Но ему было суждено вскоре вздохнуть свободно: уходил теперь уже действительно, а не гадательно, подполковник Генкель, и не на должность командира дружины, а почему-то в заведующие имуществом авиационного парка в том же Севастополе. И еще думал только Ливенцев, кто же теперь кого осилит Мазанка ли Пернатого, или вкрадчивый Пернатый несколько вспыльчивого Мазанку, как в приказе появилось, что на место Генкеля заведующим хозяйством назначается с переводом из дружины генерала Михайлова какой-то подполковник Гусликов.
Это возмутило всех в дружине, даже и Кароли, который думал с назначением на хозяйство Мазанки или Пернатого опять получить роту, но Ливенцев был совершенно удручен тем, что Генкелю устроили прощальный обед все в том же гостеприимном домике Урфалова и кое-кто, пусть даже и выпивши, даже поцеловался с ним на прощанье.
Ливенцев почти испуганно говорил, когда узнал об этом, Монякову:
- Что же это за подлость такая, а? Уходит, и черт с ним и на радостях можно даже выпить по рюмке, так и быть уж, куда ни шло! Но чтобы целоваться с таким мерзавцем... Это уж последняя степень падения!
- Русский человек - он, знаете, и забывчив и отходчив, - пытался объяснить ему Моняков, здоровье которого в последнее время становилось заметно хуже.
- Нет-с, дело тут не в русском, нет! Я ведь тоже русский человек, однако...
- Вы - другое дело: вы с ним были в ссоре.
- Нет, это не объяснение, но... не будем говорить о том, что нам обоим и без разговоров понятно. Хорошо хоть и то, что вас не было на этом позорище.
- Мне одна сестра милосердия писала из Сербии... Вот ведь куда ее занесло: в Сербию!.. Писала, что сцена, то есть театральная сцена, по-сербски "позорище", - сказал Моняков, не улыбнувшись. - А ведь мы с вами ничего позорного в подмостках не видим, не так ли?
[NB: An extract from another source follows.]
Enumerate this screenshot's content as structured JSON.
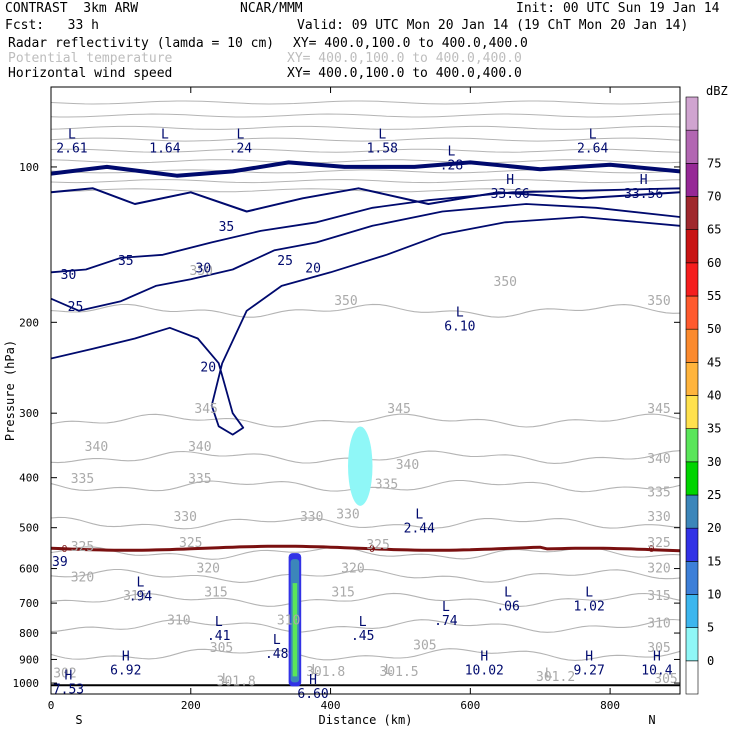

Так и все вообще... относительно, приблизительно и условно. И сколько вот умирает людей на фронте - и так и не знают, что они делают такое: не то это подвиг, не то это глупость, не то это даже подлость, и сам черт этого не разберет!
- Эти золотые ваши слова я тоже когда-нибудь прочитаю во "Враче"? оживленно спросил Ливенцев.
Но Моняков только усмехнулся криво.
Подполковник Гусликов появился в дружине в тот же день, как было объявлено об его переводе, и все сразу увидели: вот кто по-настоящему расторопный штаб-офицер! Невысокий, с аккуратно подстриженной бородкой чалого цвета, с серебром в усах, сероглазый сангвиник, он говорил бойко, хотя и не всегда ясно, вследствие недостачи зубов, стремился даже говорить и за своих собеседников, прибегая часто к таким оборотам, как: "Вы мне на это, конечно, скажете, что... Но я вам на это скажу..." При этом он делал самые сложные жесты, точно занимался в течение разговора кстати и шведской гимнастикой, чтобы использовать время всесторонне и с наибольшими для себя результатами. На одном месте он тоже долго усидеть не мог, он весь был движение и нисколько не утомлялся этим. Словом, в первый же день всем ясно стало, почему, любящий в штаб-офицерах больше всего расторопность, назначил его заведующим хозяйством на место Генкеля генерал Баснин. И только молчаливый и неисправимо-печальный зауряд-Багратион все время делал изумленное лицо, когда он обращался к нему с теми или иными вопросами, но объяснялось это только новостью для Гусликова его положения: в дружине генерала Михайлова он был только ротным командиром. Кроме того, говоря с Аврамиди, он, по-видимому, не вполне вслушивался в его ответы и объяснения, так как набрасывал пером, притом на какой-то деловой бумаге, его, зауряд-Багратионов, профиль, действительно очень приманчивый для художников. Кароли он сказал между прочим, что учится действовать и акварельной кистью и что у него "выходит недурно"; кроме того, он будто бы изобрел способ вылавливать мины совершенно безопасно для тральщиков и не сегодня-завтра начнет хлопотать о патенте на это изобретение.